Мучились мы с этой заботой, ночей не спали, сто раз заходили на вокзал, толкались у билетных касс, на перронах стояли, пиво пили кружку за кружкой, чтоб в конце концов выскочить из поезда и вернуться к вдовушке. Письма много раз начинали писать, звали приехать, просили подкинуть деньжонок. Но ни одного письмишка так и не отправили, все изорвали в клочки, сожгли в печке, прослезясь, запили смородовым вином, по стаканчику чистой опрокинули. И постановили, что нечего нам ехать в деревню над рекой, обходить дядьев и теток, клянчить деньги, и писем не стоит слать, лучше съездить в ближайшую деревню, почти что слившуюся с городом, пошататься по ней денечек, круглыми сиротами прикинуться, присмотреть исподтишка Франусю родителей, определить по виду, по цепкому взгляду, по толковым речам, кто посолиднее, и привести в костел на венчанье, а коли понадобится, то и заплатить, не скупясь, за понапрасну потраченное время.

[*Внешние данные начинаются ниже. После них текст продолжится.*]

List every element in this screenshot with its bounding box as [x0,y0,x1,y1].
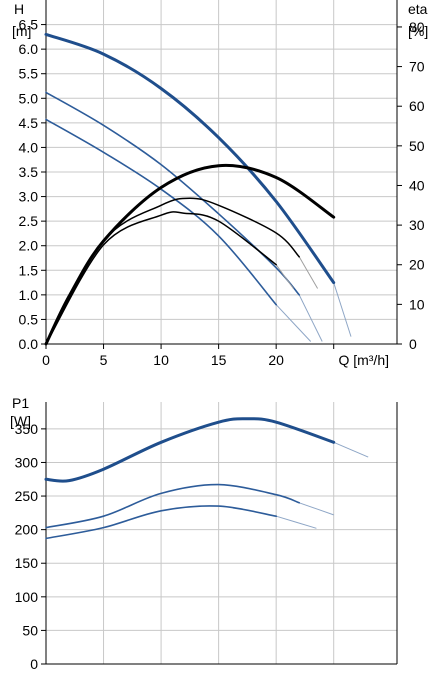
power-axis-label: P1 [12,395,29,411]
eta-curve-2 [45,211,277,345]
power-curve-ext-0 [333,441,369,458]
head-tick-label-5: 2.5 [19,213,39,229]
head-curve-ext-0 [333,282,352,337]
head-curve-ext-1 [298,294,323,342]
eta-curve-ext-2 [275,264,294,289]
power-tick-label-4: 200 [15,522,39,538]
head-tick-label-13: 6.5 [19,17,39,33]
eta-tick-label-8: 80 [409,19,425,35]
power-tick-label-6: 300 [15,454,39,470]
eta-tick-label-0: 0 [409,336,417,352]
head-tick-label-9: 4.5 [19,115,39,131]
power-tick-label-1: 50 [22,622,38,638]
eta-tick-label-2: 20 [409,257,425,273]
eta-tick-label-7: 70 [409,59,425,75]
power-curve-ext-2 [276,515,317,529]
flow-axis-label: Q [m³/h] [338,352,389,368]
head-tick-label-10: 5.0 [19,90,39,106]
head-tick-label-4: 2.0 [19,238,39,254]
flow-tick-label-2: 10 [153,352,169,368]
head-tick-label-2: 1.0 [19,287,39,303]
eta-tick-label-5: 50 [409,138,425,154]
power-tick-label-5: 250 [15,488,39,504]
power-curve-ext-1 [299,502,334,516]
eta-tick-label-1: 10 [409,296,425,312]
head-tick-label-0: 0.0 [19,336,39,352]
eta-tick-label-6: 60 [409,98,425,114]
head-tick-label-3: 1.5 [19,262,39,278]
eta-axis-unit: [%] [408,23,428,39]
head-tick-label-12: 6.0 [19,41,39,57]
head-efficiency-chart: H [m] eta [%] 0.0 0.5 1.0 1.5 2.0 2.5 3.0 3.5 4.0 4.5… [12,0,428,368]
head-tick-label-11: 5.5 [19,66,39,82]
head-curve-1 [45,91,300,296]
power-curve-2 [45,505,277,540]
flow-tick-label-3: 15 [211,352,227,368]
flow-tick-label-1: 5 [100,352,108,368]
head-tick-label-8: 4.0 [19,139,39,155]
power-axis-unit: [W] [10,413,31,429]
eta-curve-1 [45,197,300,345]
head-tick-label-6: 3.0 [19,189,39,205]
eta-tick-label-4: 40 [409,177,425,193]
eta-curve-0 [44,163,336,346]
head-axis-label: H [14,1,24,17]
flow-tick-label-4: 20 [268,352,284,368]
eta-axis-label: eta [408,1,428,17]
power-curve-0 [44,417,336,483]
head-tick-label-7: 3.5 [19,164,39,180]
flow-tick-label-0: 0 [42,352,50,368]
power-chart: P1 [W] 0 50 100 150 200 250 300 350 [10,395,398,672]
power-curve-1 [45,483,300,529]
head-curve-0 [44,32,336,285]
power-tick-label-0: 0 [30,656,38,672]
eta-tick-label-3: 30 [409,217,425,233]
power-tick-label-7: 350 [15,421,39,437]
power-tick-label-2: 100 [15,589,39,605]
eta-curve-ext-1 [298,256,319,289]
power-tick-label-3: 150 [15,555,39,571]
head-curve-ext-2 [275,304,312,342]
head-tick-label-1: 0.5 [19,311,39,327]
head-axis-unit: [m] [12,23,31,39]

— Ты, сукин сын, малярная гнида, босомыжник вшивый, шелудивый, сроду не умывавшийся, — говорил я, захмелев, Франусю и лупил его по башке, а сам незнамо как радовался, что удалось его отвратить от мысли привезти из деревни родителей, а то и дядей, теток, свойственников. Одного только мне было жаль: корзин с яичками, с прессованным домашним сыром, зажаренных в духовке кур, фаршированных потрошками, подрумяненных на масле индеек, хрустящих гусей, а возможно, колбас, целой грудой вываленных на стол, окороков, зельца, ветчины, особых пирогов и ватрушек.